Es evidente: hay dos mecanismos en la forma de nombrar a las cosas: uno desde abajo, y otro desde arriba, y esas dos direcciones se parecen mucho a las dos realidades de esta semana aciaga para Valencia: el trabajo realista de bota de agua con que se ha sacado adelante tanta ruina estos días y el discurso huero que ha circulado desde arriba, en las declaraciones ante los micrófonos que han revelado un decepcionante choque de administraciones.

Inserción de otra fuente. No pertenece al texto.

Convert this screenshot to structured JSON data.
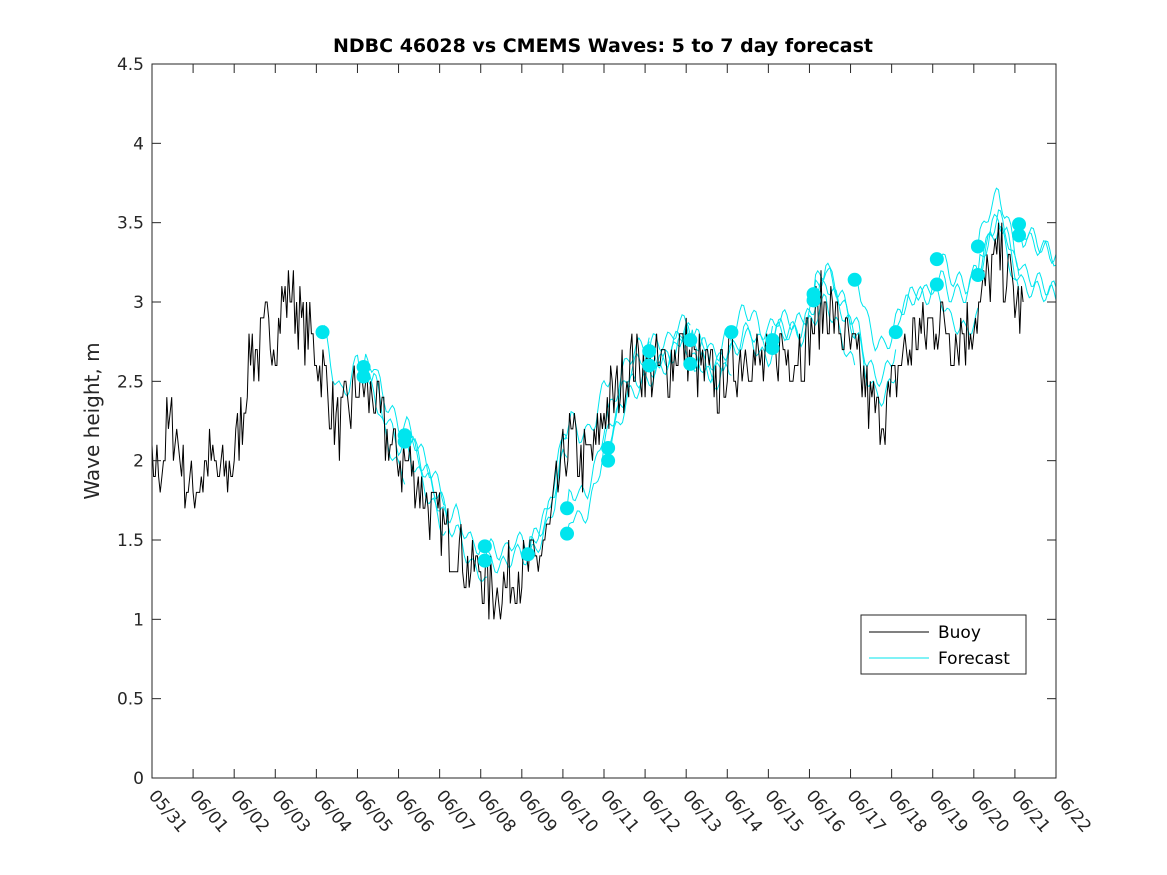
{
  "chart_data": {
    "type": "line",
    "title": "NDBC 46028 vs CMEMS Waves: 5 to 7 day forecast",
    "xlabel": "",
    "ylabel": "Wave height, m",
    "xlim": [
      "05/31",
      "06/22"
    ],
    "ylim": [
      0,
      4.5
    ],
    "x_tick_labels": [
      "05/31",
      "06/01",
      "06/02",
      "06/03",
      "06/04",
      "06/05",
      "06/06",
      "06/07",
      "06/08",
      "06/09",
      "06/10",
      "06/11",
      "06/12",
      "06/13",
      "06/14",
      "06/15",
      "06/16",
      "06/17",
      "06/18",
      "06/19",
      "06/20",
      "06/21",
      "06/22"
    ],
    "y_ticks": [
      0,
      0.5,
      1,
      1.5,
      2,
      2.5,
      3,
      3.5,
      4,
      4.5
    ],
    "y_tick_labels": [
      "0",
      "0.5",
      "1",
      "1.5",
      "2",
      "2.5",
      "3",
      "3.5",
      "4",
      "4.5"
    ],
    "grid": false,
    "legend_position": "lower-right",
    "colors": {
      "buoy": "#000000",
      "forecast": "#00e5ee"
    },
    "series": [
      {
        "name": "Buoy",
        "x_days": [
          0.0,
          0.2,
          0.4,
          0.6,
          0.8,
          1.0,
          1.2,
          1.4,
          1.6,
          1.8,
          2.0,
          2.2,
          2.4,
          2.6,
          2.8,
          3.0,
          3.2,
          3.4,
          3.6,
          3.8,
          4.0,
          4.2,
          4.4,
          4.6,
          4.8,
          5.0,
          5.2,
          5.4,
          5.6,
          5.8,
          6.0,
          6.2,
          6.4,
          6.6,
          6.8,
          7.0,
          7.2,
          7.4,
          7.6,
          7.8,
          8.0,
          8.2,
          8.4,
          8.6,
          8.8,
          9.0,
          9.2,
          9.4,
          9.6,
          9.8,
          10.0,
          10.2,
          10.4,
          10.6,
          10.8,
          11.0,
          11.2,
          11.4,
          11.6,
          11.8,
          12.0,
          12.2,
          12.4,
          12.6,
          12.8,
          13.0,
          13.2,
          13.4,
          13.6,
          13.8,
          14.0,
          14.2,
          14.4,
          14.6,
          14.8,
          15.0,
          15.2,
          15.4,
          15.6,
          15.8,
          16.0,
          16.2,
          16.4,
          16.6,
          16.8,
          17.0,
          17.2,
          17.4,
          17.6,
          17.8,
          18.0,
          18.2,
          18.4,
          18.6,
          18.8,
          19.0,
          19.2,
          19.4,
          19.6,
          19.8,
          20.0,
          20.2,
          20.4,
          20.6,
          20.8,
          21.0,
          21.2
        ],
        "values": [
          1.9,
          2.0,
          2.2,
          2.2,
          1.9,
          1.8,
          1.9,
          2.0,
          1.9,
          1.9,
          2.0,
          2.3,
          2.7,
          2.7,
          2.8,
          2.8,
          3.0,
          3.1,
          2.9,
          2.8,
          2.7,
          2.5,
          2.3,
          2.2,
          2.3,
          2.5,
          2.4,
          2.4,
          2.2,
          2.1,
          2.0,
          2.0,
          1.9,
          1.8,
          1.7,
          1.6,
          1.5,
          1.5,
          1.4,
          1.3,
          1.3,
          1.2,
          1.2,
          1.2,
          1.3,
          1.3,
          1.3,
          1.4,
          1.5,
          1.7,
          2.0,
          2.1,
          2.0,
          2.0,
          2.1,
          2.3,
          2.4,
          2.5,
          2.6,
          2.6,
          2.6,
          2.6,
          2.6,
          2.6,
          2.7,
          2.7,
          2.6,
          2.6,
          2.5,
          2.5,
          2.6,
          2.6,
          2.7,
          2.7,
          2.6,
          2.6,
          2.7,
          2.7,
          2.7,
          2.7,
          2.8,
          2.9,
          3.0,
          2.9,
          2.8,
          2.7,
          2.6,
          2.4,
          2.3,
          2.3,
          2.4,
          2.6,
          2.7,
          2.8,
          2.8,
          2.9,
          2.9,
          2.8,
          2.8,
          2.8,
          2.9,
          3.0,
          3.2,
          3.3,
          3.2,
          3.0,
          2.9
        ]
      },
      {
        "name": "Forecast",
        "markers_x_days": [
          4.15,
          5.15,
          5.15,
          6.15,
          6.15,
          8.1,
          8.1,
          9.15,
          10.1,
          10.1,
          11.1,
          11.1,
          12.1,
          12.1,
          13.1,
          13.1,
          14.1,
          15.1,
          15.1,
          16.1,
          16.1,
          17.1,
          18.1,
          19.1,
          19.1,
          20.1,
          20.1,
          21.1,
          21.1
        ],
        "markers_values": [
          2.81,
          2.59,
          2.53,
          2.16,
          2.12,
          1.46,
          1.37,
          1.41,
          1.7,
          1.54,
          2.08,
          2.0,
          2.69,
          2.6,
          2.76,
          2.61,
          2.81,
          2.76,
          2.71,
          3.05,
          3.01,
          3.14,
          2.81,
          3.27,
          3.11,
          3.35,
          3.17,
          3.49,
          3.42
        ]
      }
    ],
    "legend": [
      "Buoy",
      "Forecast"
    ]
  }
}
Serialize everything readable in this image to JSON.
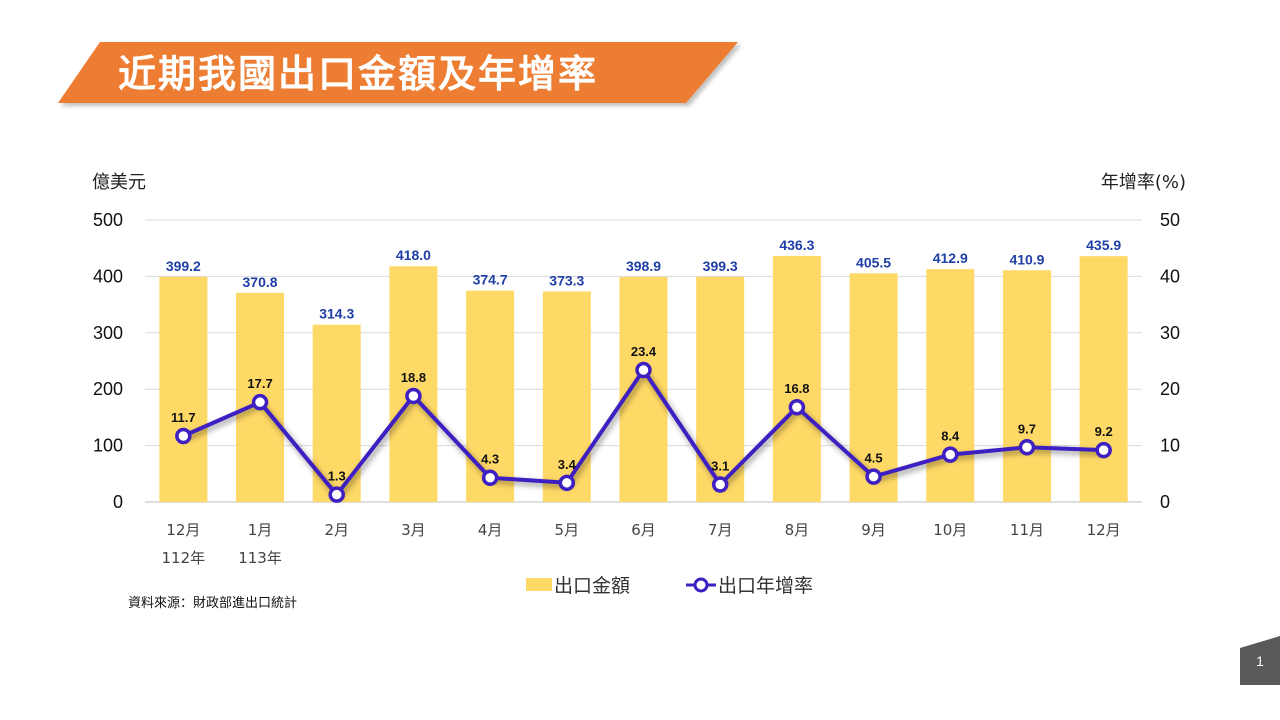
{
  "title": "近期我國出口金額及年增率",
  "source": "資料來源：財政部進出口統計",
  "page_number": "1",
  "colors": {
    "title_banner": "#ED7D31",
    "bar": "#FFD966",
    "line": "#3E1FC1",
    "bar_label": "#1F3EA6",
    "page_badge": "#595959"
  },
  "chart_data": {
    "type": "bar",
    "left_axis_label": "億美元",
    "right_axis_label": "年增率(%)",
    "categories": [
      "12月",
      "1月",
      "2月",
      "3月",
      "4月",
      "5月",
      "6月",
      "7月",
      "8月",
      "9月",
      "10月",
      "11月",
      "12月"
    ],
    "category_sublabels": [
      "112年",
      "113年",
      "",
      "",
      "",
      "",
      "",
      "",
      "",
      "",
      "",
      "",
      ""
    ],
    "ylim_left": [
      0,
      500
    ],
    "yticks_left": [
      "0",
      "100",
      "200",
      "300",
      "400",
      "500"
    ],
    "ylim_right": [
      0,
      50
    ],
    "yticks_right": [
      "0",
      "10",
      "20",
      "30",
      "40",
      "50"
    ],
    "grid": true,
    "legend_position": "bottom",
    "series": [
      {
        "name": "出口金額",
        "type": "bar",
        "axis": "left",
        "values": [
          399.2,
          370.8,
          314.3,
          418.0,
          374.7,
          373.3,
          398.9,
          399.3,
          436.3,
          405.5,
          412.9,
          410.9,
          435.9
        ],
        "labels": [
          "399.2",
          "370.8",
          "314.3",
          "418.0",
          "374.7",
          "373.3",
          "398.9",
          "399.3",
          "436.3",
          "405.5",
          "412.9",
          "410.9",
          "435.9"
        ]
      },
      {
        "name": "出口年增率",
        "type": "line",
        "axis": "right",
        "values": [
          11.7,
          17.7,
          1.3,
          18.8,
          4.3,
          3.4,
          23.4,
          3.1,
          16.8,
          4.5,
          8.4,
          9.7,
          9.2
        ],
        "labels": [
          "11.7",
          "17.7",
          "1.3",
          "18.8",
          "4.3",
          "3.4",
          "23.4",
          "3.1",
          "16.8",
          "4.5",
          "8.4",
          "9.7",
          "9.2"
        ]
      }
    ]
  }
}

Cerca de Benetúser y Alfafar, al sur de Sedaví, existió una residencia religiosa filial del convento de la Corona de Jesús de Recoletos de San Francisco. Ese lugar, el municipio más pequeño de España, se llama oficialmente hoy Llocnou de la Corona, en español “Lugar Nuevo de la Corona”. Y viendo la dignidad con que los Reyes mantuvieron la compostura el pasado domingo durante el penoso curso de la visita a Paiporta, me pareció que ese topónimo religioso de la zona hablaba con transparencia de lo ocurrido allí. Fue un escenario nuevo para la Corona real, sin duda, un lugar alejado de los aplausos cálidos con que se suele recibir a los Reyes en inauguraciones y actos oficiales. Pero fue también un lugar nuevo en la percepción que muchos españoles tienen de la Monarquía, que con su firmeza mostró su utilidad en una democracia a la que le sobra (dicho en palabras del Rey) “intoxicación informativa” y sobre cuyo mapa la polarización política está abriendo preocupantes vías de agua.